One of the most common ways to own property is in joint tenancy with the right of survivorship (JTWROS). When one joint owner dies, his or her interest passes automatically to the surviving joint owner(s), not to the decedent’s heirs. With respect to real estate, one would record the decedent’s certificate of death with the register of deeds to pass title. JTWROS is commonly used on bank accounts, CDs, vehicles, etc.

JTWROS does not avoid probate. It postpones it until the death of the surviving joint owner. For example, let’s say Mike and Traci own real estate and have a checking account at Acme Bank, titled in their names as JTWROS. If Mike dies first, the account goes to Traci. Unless she does some subsequent estate planning, upon her death the assets might have to go through the probate to be distributed according to Traci’s Last Will and Testament. So at Mike’s death, there is no probate, but there could be at Traci’s.

JTWROS can be an easy and beneficial way to pass assets at death. However, you can wind up with disastrous and unintended consequences. Adding a joint owner is relatively easy. However, change your mind and removing a joint owner may be difficult. For example, if mom adds her daughter as a joint owner on mom’s certificate of deposit and later changes her mind, mom cannot remove the daughters’ name without the daughters’ permission. Having the daughters’ name is on the account gives her total access to mom’s money. So if the daughter has judgment creditors, they may try to gain attach the account even though the daughter never contributed a dollar.

I had a situation with where the parents conveyed their house back to themselves and their five children as joint tenants. The parents wanted to take title in the house

back to them in order replace it with a transfer on death deed. There have been a falling out between the parents in one of the children who refused to convey back to his parents his interest in the house. We got it worked out but it was a mess.

Another problem is when mom’s last will and testament states that it leaves everything equally to her three children but two of the children are joint owners on mom’s checking account. Only the two on the count become owners of the checking account at mom’s death and the third child gets nothing. The will only controls the distribution of assets that are in mom’s estate and does not control who gets jointly held property.

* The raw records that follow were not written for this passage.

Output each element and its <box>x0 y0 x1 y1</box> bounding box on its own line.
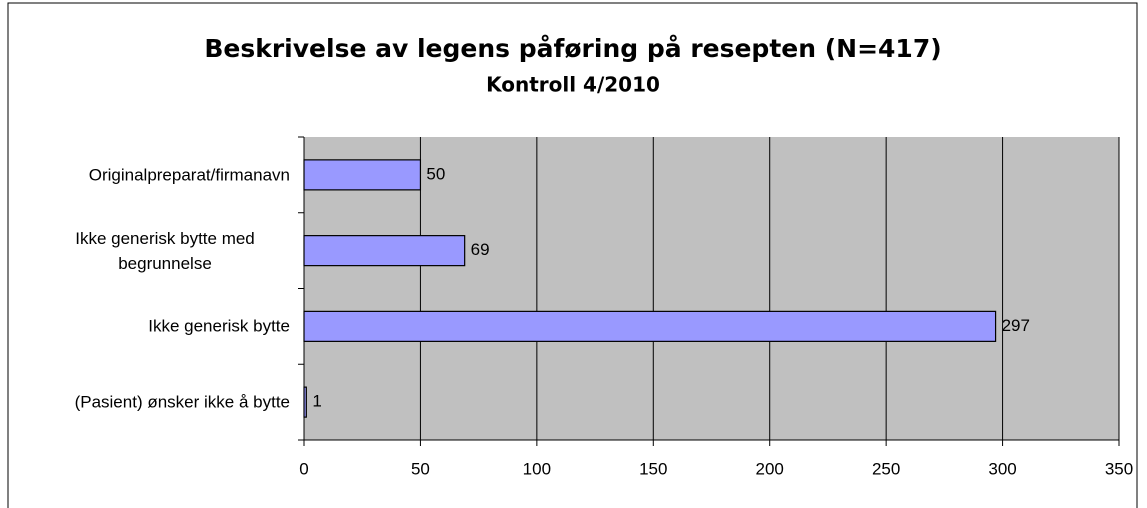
y-tick-label: Originalpreparat/firmanavn <box>88 165 290 185</box>
chart-title: Beskrivelse av legens påføring på resept… <box>204 34 941 63</box>
bar <box>303 235 466 267</box>
y-tick-label: Ikke generisk bytte med begrunnelse <box>75 228 255 273</box>
y-tick-label-box: (Pasient) ønsker ikke å bytte <box>10 390 290 415</box>
bar <box>303 310 997 342</box>
bar <box>303 159 422 191</box>
y-tick-label: Ikke generisk bytte <box>148 316 290 336</box>
y-tick-label-box: Ikke generisk bytte <box>10 314 290 339</box>
data-label: 69 <box>471 240 490 259</box>
y-tick-label-box: Originalpreparat/firmanavn <box>10 162 290 187</box>
data-label: 297 <box>1002 316 1030 335</box>
chart-subtitle: Kontroll 4/2010 <box>486 73 660 97</box>
plot-area <box>304 137 1119 440</box>
data-label: 50 <box>426 164 445 183</box>
x-tick-label: 300 <box>988 459 1016 478</box>
x-tick-label: 200 <box>756 459 784 478</box>
x-tick-label: 150 <box>639 459 667 478</box>
x-tick-label: 350 <box>1105 459 1133 478</box>
x-tick-label: 100 <box>523 459 551 478</box>
data-label: 1 <box>312 392 321 411</box>
y-tick-label-box: Ikke generisk bytte med begrunnelse <box>10 226 290 276</box>
x-tick-label: 0 <box>299 459 308 478</box>
x-tick-label: 250 <box>872 459 900 478</box>
y-tick-label: (Pasient) ønsker ikke å bytte <box>74 392 290 412</box>
bar <box>303 386 307 418</box>
x-tick-label: 50 <box>411 459 430 478</box>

Another problem is when people do not die in the order anticipated (the eldest doesn’t necessarily go first) and no other estate planning was done. Let’s say mom and daughter are joint owners on mom’s checking account. The daughter dies first, then the checking account will have to go through probate at mom’s death, which may not represent her wishes. Also, if a joint owner dies prematurely, that person’s children may not inherit anything. For example, mom and two daughters are joint owners of mom’s house and oldest daughter has three children and mom would have wanted the oldest daughter’s share to go to her children. However, since the house is JTWROS after mom death, the youngest daughter gets everything and the oldest daughter’s children get nothing.

Joint ownership can be a simple way to convey ownership and property upon death of one of the joint owners, but you better be careful to make sure it accomplishes your estate planning goals.